If AMD employ tiled rendering in conjunction with texture map caching and also cache corresponding tiles or sections of the z-buffer and tiles or sections frame buffer sections in the L3 when performing forward rendering, further massive gains might be possible, in addition to those yielded by caching texture maps in the L3 cache.
Once one thinks through and becomes aware of all of the possible uses of 128 MB of L3 cache, as well as the performance uplift implications of all of those ways of making use of that amount of cache, the duplicitous, dishonest, twofaced, craven concern trolling about RDNA2’s likewise rumoured narrow VRAM bus widths and the corresponding narrow bandwidth they would entail, compared with Ampere and iterations of AMD’s GCN architecture and even the initial iteration of RDNA, immediately reveal themselves as based in ignorance or stupidity.

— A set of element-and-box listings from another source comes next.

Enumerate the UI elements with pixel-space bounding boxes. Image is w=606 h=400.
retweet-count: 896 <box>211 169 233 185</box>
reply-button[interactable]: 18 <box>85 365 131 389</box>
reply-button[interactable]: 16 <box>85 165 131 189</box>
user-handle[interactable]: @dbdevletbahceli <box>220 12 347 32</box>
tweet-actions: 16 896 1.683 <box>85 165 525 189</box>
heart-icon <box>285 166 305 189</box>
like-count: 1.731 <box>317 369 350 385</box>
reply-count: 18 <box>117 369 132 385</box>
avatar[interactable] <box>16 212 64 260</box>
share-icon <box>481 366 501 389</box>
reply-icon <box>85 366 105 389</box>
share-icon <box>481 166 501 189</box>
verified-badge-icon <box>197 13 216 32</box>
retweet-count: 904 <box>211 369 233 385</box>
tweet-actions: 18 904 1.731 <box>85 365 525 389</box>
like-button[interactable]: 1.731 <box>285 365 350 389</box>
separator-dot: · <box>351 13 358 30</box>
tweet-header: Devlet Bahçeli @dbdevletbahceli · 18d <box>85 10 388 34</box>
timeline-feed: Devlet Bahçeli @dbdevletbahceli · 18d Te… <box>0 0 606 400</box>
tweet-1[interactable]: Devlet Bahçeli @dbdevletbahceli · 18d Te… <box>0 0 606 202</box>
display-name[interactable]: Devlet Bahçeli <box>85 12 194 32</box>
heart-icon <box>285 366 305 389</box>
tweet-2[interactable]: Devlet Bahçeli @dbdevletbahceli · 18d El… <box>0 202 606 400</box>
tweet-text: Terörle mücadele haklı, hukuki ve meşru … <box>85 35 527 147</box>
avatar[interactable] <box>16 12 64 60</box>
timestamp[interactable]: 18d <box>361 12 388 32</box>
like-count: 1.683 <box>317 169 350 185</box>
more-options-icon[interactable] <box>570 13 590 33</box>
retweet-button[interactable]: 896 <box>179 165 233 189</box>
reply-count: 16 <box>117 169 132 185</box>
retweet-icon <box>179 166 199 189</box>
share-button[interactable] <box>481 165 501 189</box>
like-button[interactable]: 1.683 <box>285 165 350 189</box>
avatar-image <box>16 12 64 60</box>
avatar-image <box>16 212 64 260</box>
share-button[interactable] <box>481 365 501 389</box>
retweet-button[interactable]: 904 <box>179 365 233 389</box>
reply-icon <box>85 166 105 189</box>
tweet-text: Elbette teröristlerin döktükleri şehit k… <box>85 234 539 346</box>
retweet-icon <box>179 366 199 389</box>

However, it’s not all sunshine and rainbows. The limited size of the L3 cache also means that RDNA2 will probably get a significant performance penalty when rendering using monolithic 8K texture maps. Which cannot be made to fit into the L3 cache entirely and will therefore ensure a lot of cache misses and a lot of sampling of texels from VRAM no matter what you do, in either forward or deferred rendering.
In any case, if the rumours prove to be true and RDNA2 will have the chungus L3 cache that rumours say it will, we’re up for quite an upturning and upheaval of the GPU market status quo. If the chungus cache lives and it’s going to be used intelligently, RDNA2’s rasterization rendering performance WILL be in a class of its own and this WILL be AMD’s Maxwell moment, just as it increasingly appears to be nVidia’s Vega’s FuryX moment. In but a few short weeks, all the green sheep fanboys who’ve bought Ampere like the well trained simps for Huang they are, to use for anything but CUDA pro use or offline rendering, might be kicking themselves over their dumb purchase decision and poor impulse control. Or just descend into their fantasy world where they can pretend they didn’t buy the much more expensive, much slower product with less VRAM so that they don’t have to deal with raging buyer’s remorse.
And as closing observation, I would like to ask: how else could the 60% on top of 50% improvement in performance per watt with RDNA2 and RDNA1, respectively, be accounted for or explained other than through a switch to hardware optimized for deferred rendering with RDNA1 and deferred, tile based rendering that’s also cache centric and cache optimized, being built around a massive shared L3 cache, with RDNA2?
Just AMD casually pushing technology forward while nVidia continues milking, for all they’re worth, the clueless, dull, dimwitted and technically illiterate sheep it’s trained and inducted into its Apple like cult so well over the years.